If it is a BC from Texas, I would take the Circle Y

If it is a BC from OK, then a toss up on which one

.


----------



## hmb2013 (Feb 7, 2014)

Its a OK BC, used very little. The Circle Y is worn more but still great condition!


----------



## Saddlebag (Jan 17, 2011)

Nothing stopping you from making a lower offer. Sellers often over price so they can seem to be giving a good deal when they lower it. I'd go for the Circle Y than the BC from Texas.


----------



## BarrelRacer23 (Aug 17, 2011)

Is the Circle Y the Proven or the NBHA saddle?

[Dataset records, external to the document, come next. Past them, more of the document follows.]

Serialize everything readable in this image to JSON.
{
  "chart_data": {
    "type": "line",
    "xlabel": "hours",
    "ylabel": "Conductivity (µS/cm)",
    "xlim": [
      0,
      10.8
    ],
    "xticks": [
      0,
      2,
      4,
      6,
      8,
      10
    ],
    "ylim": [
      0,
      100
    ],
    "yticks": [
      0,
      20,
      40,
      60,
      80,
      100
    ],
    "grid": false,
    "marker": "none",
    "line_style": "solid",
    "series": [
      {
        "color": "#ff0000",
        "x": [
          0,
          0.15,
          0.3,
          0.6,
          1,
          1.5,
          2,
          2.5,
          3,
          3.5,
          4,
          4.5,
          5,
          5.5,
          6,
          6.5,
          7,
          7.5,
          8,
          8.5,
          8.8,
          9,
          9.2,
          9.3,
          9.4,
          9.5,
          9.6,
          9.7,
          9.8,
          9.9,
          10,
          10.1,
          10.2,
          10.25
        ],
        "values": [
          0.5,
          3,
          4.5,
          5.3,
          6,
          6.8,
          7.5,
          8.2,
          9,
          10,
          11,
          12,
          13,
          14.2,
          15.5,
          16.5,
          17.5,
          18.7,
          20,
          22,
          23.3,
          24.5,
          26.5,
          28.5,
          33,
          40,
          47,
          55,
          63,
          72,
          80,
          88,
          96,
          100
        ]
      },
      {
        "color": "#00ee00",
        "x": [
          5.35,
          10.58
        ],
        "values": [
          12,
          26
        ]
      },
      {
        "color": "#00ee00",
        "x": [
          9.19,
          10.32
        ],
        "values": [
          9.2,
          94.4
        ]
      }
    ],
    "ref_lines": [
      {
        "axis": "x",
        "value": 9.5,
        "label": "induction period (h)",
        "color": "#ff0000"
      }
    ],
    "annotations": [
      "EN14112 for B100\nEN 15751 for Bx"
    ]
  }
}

It's going to come down to personnel preferance, both are well made well known brands. I've rode in Billy Cooks and loved them and have loved every Circle Y saddle. But Circle Y has alot more variety. And what I asked is the 2 most common sold, I can't tell which that one is. I love riding in the Proven Circle Y, but not the NBHA saddle. So personnel preferance. Every Billy Cook I've sat in rides the same.
_Posted via Mobile Device_


----------



## Zexious (Aug 2, 2013)

I've only ever heard good things about Circle Y


----------



## HnA Tack (Mar 15, 2013)

Which one fits your horse? That is the one I would go with, unless it is not comfortable for you too. Quality wise, they are pretty equal. The Circle Y usually will have a narrower gullet & a higher cantle, while the BC will be wider & shorter cantle BUT these could be different models.


----------



## mammakatja (Nov 3, 2009)

I'd go with the Circle Y. The seat looks more shaped and deeper than the BC. But yes, horse fit is most important. I've had to sell MY perfect saddle in the past because it didn't fit my horse at all.


----------



## sparks879 (Apr 14, 2013)

He I know that saddle! Its right across the water from me in Port Towsend. I actually emailed the seller about it. Personally I like the circle y better in this case. Wish I had known you were looking. I just sold my circle Y proven for $200 less then that saddle is listed for.


----------